Classification of heart murmurs using an ensemble of residual CNNs

Petr Nejedly1, Jan Pavlus1, Radovan Smisek2, Zuzana Koscova3, Eniko Vargova3, Ivo Viscor3, Pavel Jurak3, Filip Plesinger3
1Institute of Scientific Instruments of the Czech Academy of Science, 2Brno University of Technology, Faculty of Electrical Engineering and Communication, Department of Biomedical Engineering, 3Institute of Scientific Instruments of the CAS


This paper introduces a solution (team ISIBrno-AIMT) to the unofficial round of PhysioNet Challenge 2022. The main goal of the challenge was a classification of heart murmurs from phonocardiographic recordings into three mutually exclusive classes (i.e., present, unknown, and not present).

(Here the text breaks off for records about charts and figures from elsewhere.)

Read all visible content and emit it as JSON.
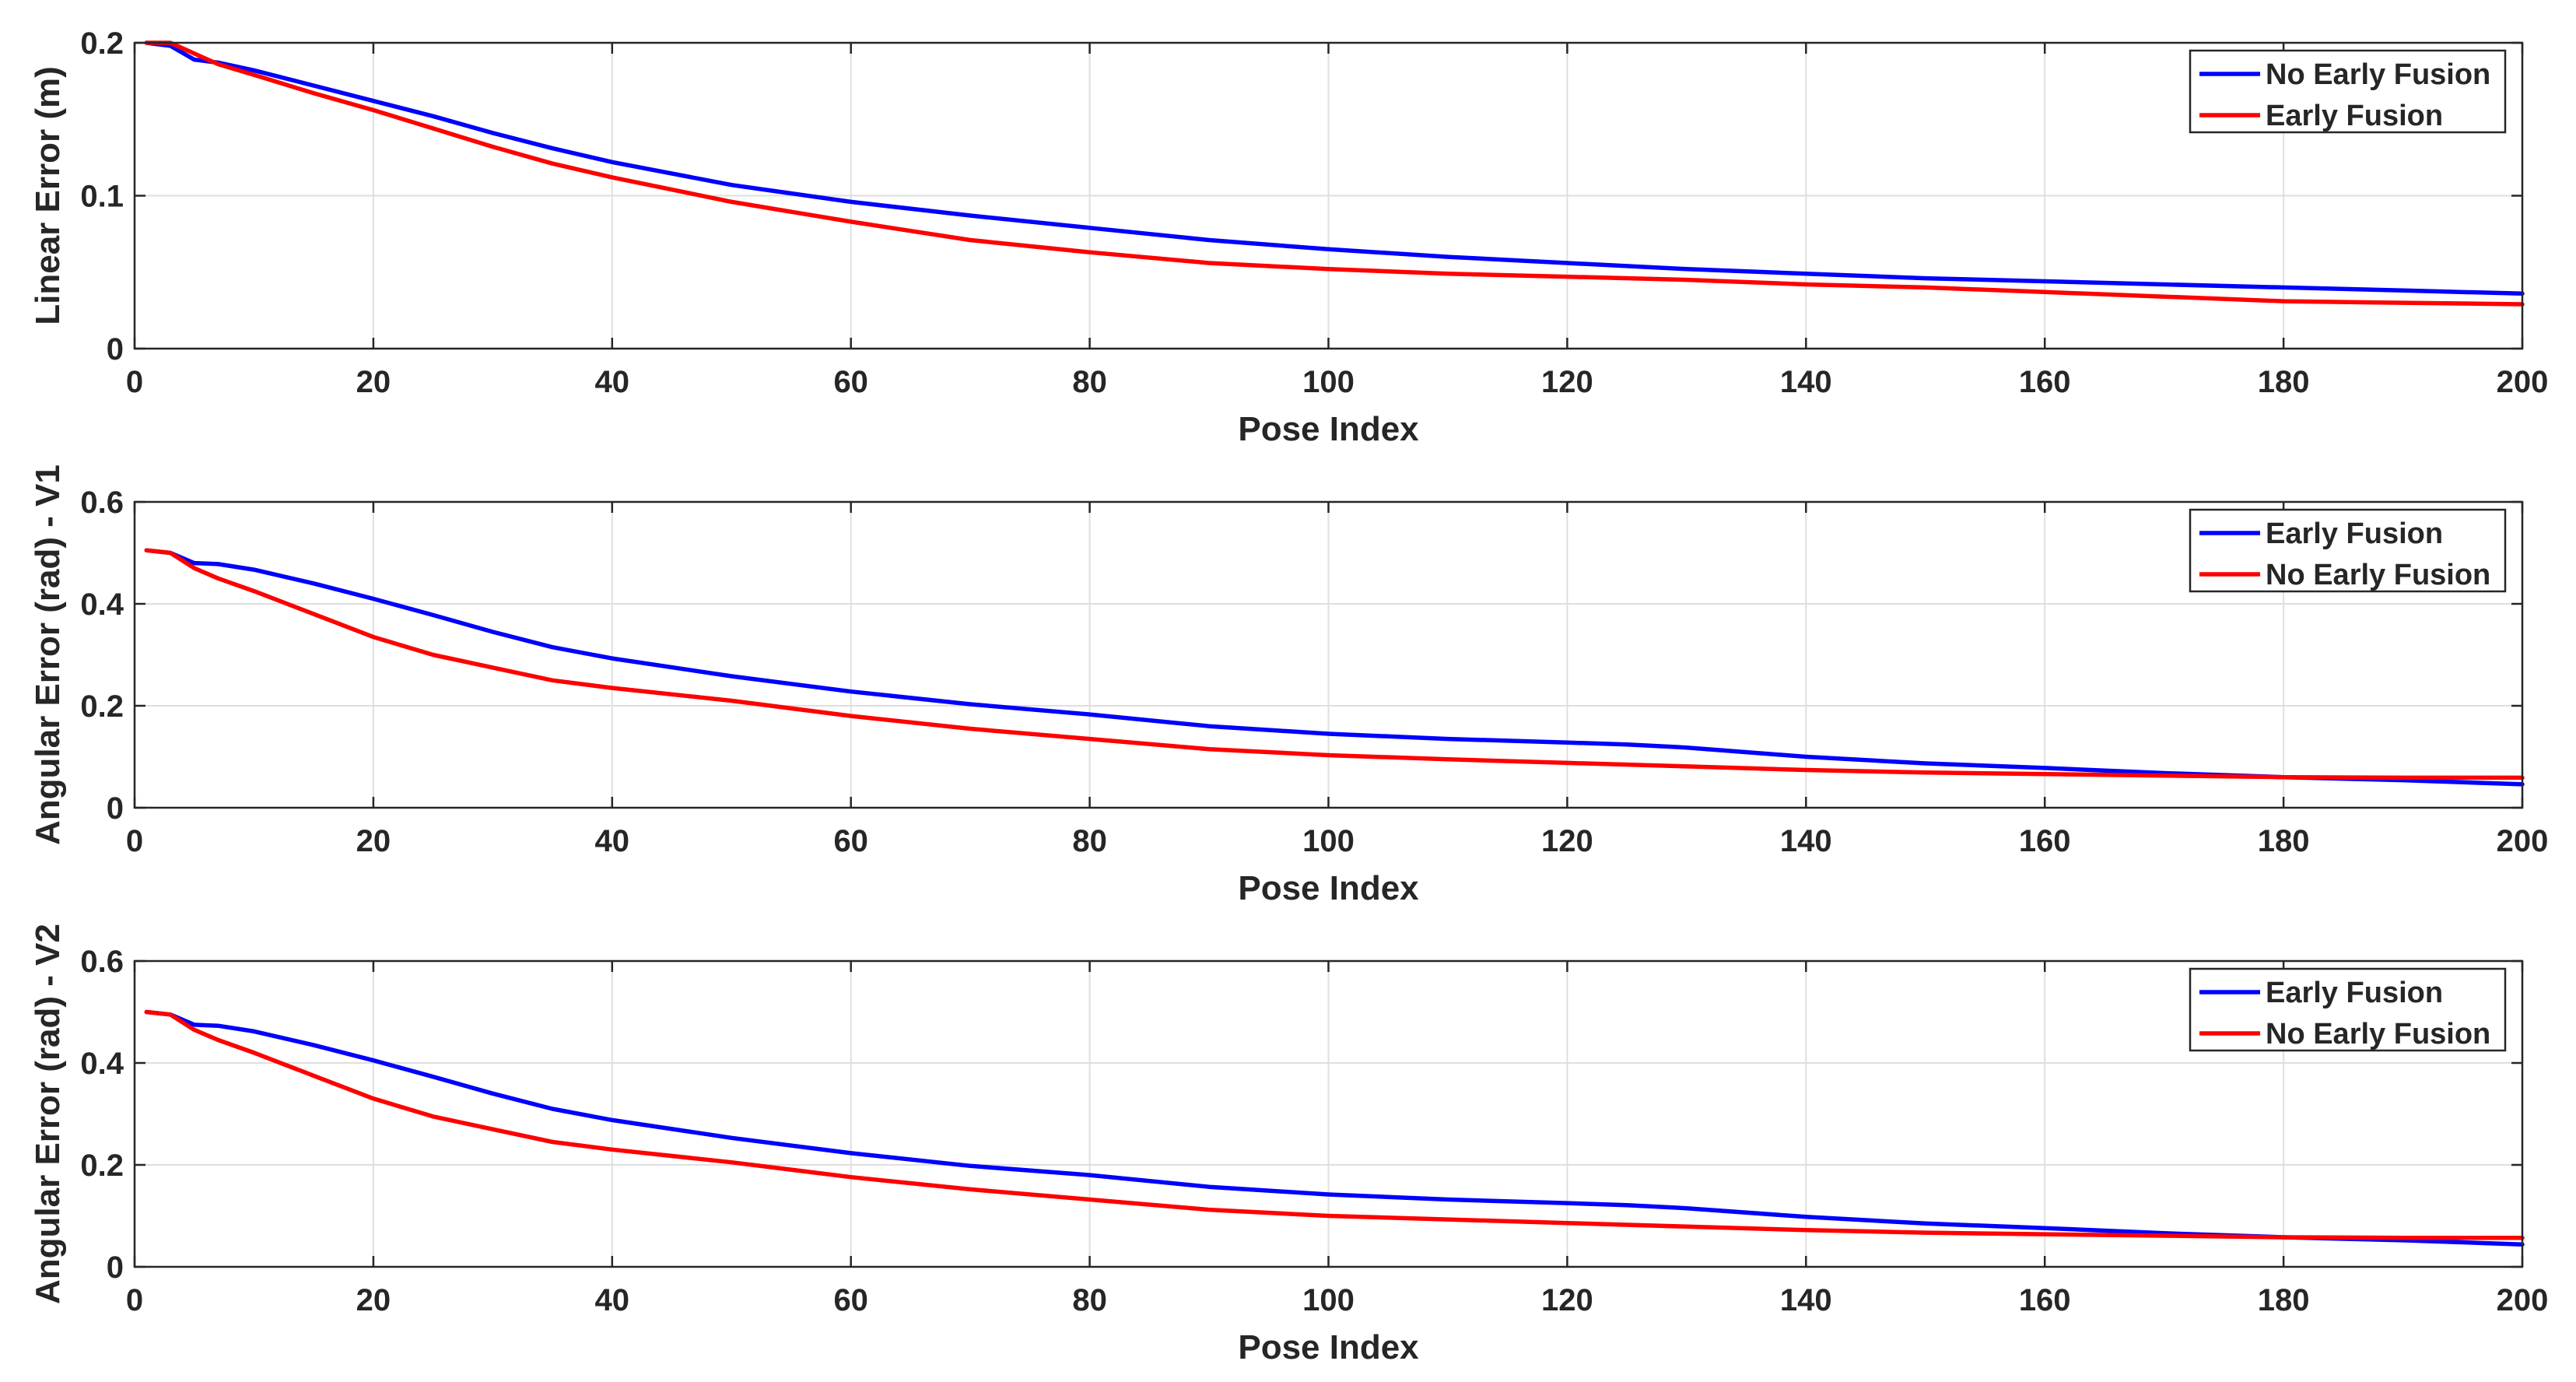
{
  "chart_data": [
    {
      "type": "line",
      "xlabel": "Pose Index",
      "ylabel": "Linear Error (m)",
      "xlim": [
        0,
        200
      ],
      "ylim": [
        0,
        0.2
      ],
      "xticks": [
        0,
        20,
        40,
        60,
        80,
        100,
        120,
        140,
        160,
        180,
        200
      ],
      "yticks": [
        0,
        0.1,
        0.2
      ],
      "ytick_labels": [
        "0",
        "0.1",
        "0.2"
      ],
      "grid": true,
      "legend_position": "top-right",
      "series": [
        {
          "name": "No Early Fusion",
          "color": "#0000ff",
          "x": [
            1,
            3,
            5,
            7,
            10,
            15,
            20,
            25,
            30,
            35,
            40,
            50,
            60,
            70,
            80,
            90,
            100,
            110,
            120,
            130,
            140,
            150,
            160,
            170,
            180,
            190,
            200
          ],
          "y": [
            0.2,
            0.198,
            0.189,
            0.187,
            0.182,
            0.172,
            0.162,
            0.152,
            0.141,
            0.131,
            0.122,
            0.107,
            0.096,
            0.087,
            0.079,
            0.071,
            0.065,
            0.06,
            0.056,
            0.052,
            0.049,
            0.046,
            0.044,
            0.042,
            0.04,
            0.038,
            0.036
          ]
        },
        {
          "name": "Early Fusion",
          "color": "#ff0000",
          "x": [
            1,
            3,
            5,
            7,
            10,
            15,
            20,
            25,
            30,
            35,
            40,
            50,
            60,
            70,
            80,
            90,
            100,
            110,
            120,
            130,
            140,
            150,
            160,
            170,
            180,
            190,
            200
          ],
          "y": [
            0.2,
            0.2,
            0.193,
            0.186,
            0.179,
            0.167,
            0.156,
            0.144,
            0.132,
            0.121,
            0.112,
            0.096,
            0.083,
            0.071,
            0.063,
            0.056,
            0.052,
            0.049,
            0.047,
            0.045,
            0.042,
            0.04,
            0.037,
            0.034,
            0.031,
            0.03,
            0.029
          ]
        }
      ]
    },
    {
      "type": "line",
      "xlabel": "Pose Index",
      "ylabel": "Angular Error (rad) - V1",
      "xlim": [
        0,
        200
      ],
      "ylim": [
        0,
        0.6
      ],
      "xticks": [
        0,
        20,
        40,
        60,
        80,
        100,
        120,
        140,
        160,
        180,
        200
      ],
      "yticks": [
        0,
        0.2,
        0.4,
        0.6
      ],
      "ytick_labels": [
        "0",
        "0.2",
        "0.4",
        "0.6"
      ],
      "grid": true,
      "legend_position": "top-right",
      "series": [
        {
          "name": "Early Fusion",
          "color": "#0000ff",
          "x": [
            1,
            3,
            5,
            7,
            10,
            15,
            20,
            25,
            30,
            35,
            40,
            50,
            60,
            70,
            80,
            90,
            100,
            110,
            120,
            125,
            130,
            140,
            150,
            160,
            170,
            180,
            190,
            200
          ],
          "y": [
            0.505,
            0.5,
            0.48,
            0.478,
            0.467,
            0.44,
            0.41,
            0.378,
            0.345,
            0.315,
            0.293,
            0.258,
            0.228,
            0.203,
            0.183,
            0.16,
            0.145,
            0.135,
            0.128,
            0.124,
            0.118,
            0.1,
            0.087,
            0.078,
            0.068,
            0.06,
            0.054,
            0.046
          ]
        },
        {
          "name": "No Early Fusion",
          "color": "#ff0000",
          "x": [
            1,
            3,
            5,
            7,
            10,
            15,
            20,
            25,
            30,
            35,
            40,
            50,
            60,
            70,
            80,
            90,
            100,
            110,
            120,
            130,
            140,
            150,
            160,
            170,
            180,
            190,
            200
          ],
          "y": [
            0.505,
            0.5,
            0.47,
            0.45,
            0.425,
            0.38,
            0.335,
            0.3,
            0.275,
            0.25,
            0.235,
            0.21,
            0.18,
            0.155,
            0.135,
            0.115,
            0.103,
            0.095,
            0.088,
            0.081,
            0.074,
            0.069,
            0.066,
            0.063,
            0.06,
            0.059,
            0.059
          ]
        }
      ]
    },
    {
      "type": "line",
      "xlabel": "Pose Index",
      "ylabel": "Angular Error (rad) - V2",
      "xlim": [
        0,
        200
      ],
      "ylim": [
        0,
        0.6
      ],
      "xticks": [
        0,
        20,
        40,
        60,
        80,
        100,
        120,
        140,
        160,
        180,
        200
      ],
      "yticks": [
        0,
        0.2,
        0.4,
        0.6
      ],
      "ytick_labels": [
        "0",
        "0.2",
        "0.4",
        "0.6"
      ],
      "grid": true,
      "legend_position": "top-right",
      "series": [
        {
          "name": "Early Fusion",
          "color": "#0000ff",
          "x": [
            1,
            3,
            5,
            7,
            10,
            15,
            20,
            25,
            30,
            35,
            40,
            50,
            60,
            70,
            80,
            90,
            100,
            110,
            120,
            125,
            130,
            140,
            150,
            160,
            170,
            180,
            190,
            200
          ],
          "y": [
            0.5,
            0.495,
            0.475,
            0.473,
            0.462,
            0.435,
            0.405,
            0.373,
            0.34,
            0.31,
            0.288,
            0.253,
            0.223,
            0.198,
            0.18,
            0.157,
            0.142,
            0.132,
            0.125,
            0.121,
            0.115,
            0.098,
            0.085,
            0.076,
            0.066,
            0.058,
            0.052,
            0.044
          ]
        },
        {
          "name": "No Early Fusion",
          "color": "#ff0000",
          "x": [
            1,
            3,
            5,
            7,
            10,
            15,
            20,
            25,
            30,
            35,
            40,
            50,
            60,
            70,
            80,
            90,
            100,
            110,
            120,
            130,
            140,
            150,
            160,
            170,
            180,
            190,
            200
          ],
          "y": [
            0.5,
            0.495,
            0.465,
            0.445,
            0.42,
            0.375,
            0.33,
            0.295,
            0.27,
            0.245,
            0.23,
            0.205,
            0.176,
            0.152,
            0.132,
            0.112,
            0.1,
            0.093,
            0.086,
            0.079,
            0.072,
            0.067,
            0.064,
            0.061,
            0.058,
            0.057,
            0.057
          ]
        }
      ]
    }
  ]
}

We introduced a classification method based on the ResNet architecture with a multi-head attention mechanism. The model is optimized using a mixture of loss functions, i.e., binary cross-entropy and custom challenge score loss function that provides a differentiable approximation of challenge score. The objective challenge function was generally designed to reflect the cost of algorithmic pre-screening, expert screening, treatment, and missed diagnoses. Our proposed solution was ranked 1st (out of 166 submissions) in the unofficial challenge round, achieving a challenge score of 464. The cost of general practitioner screening of all patients in the publicly available dataset is approximately 540. Therefore our solution might be potentially cost-saving.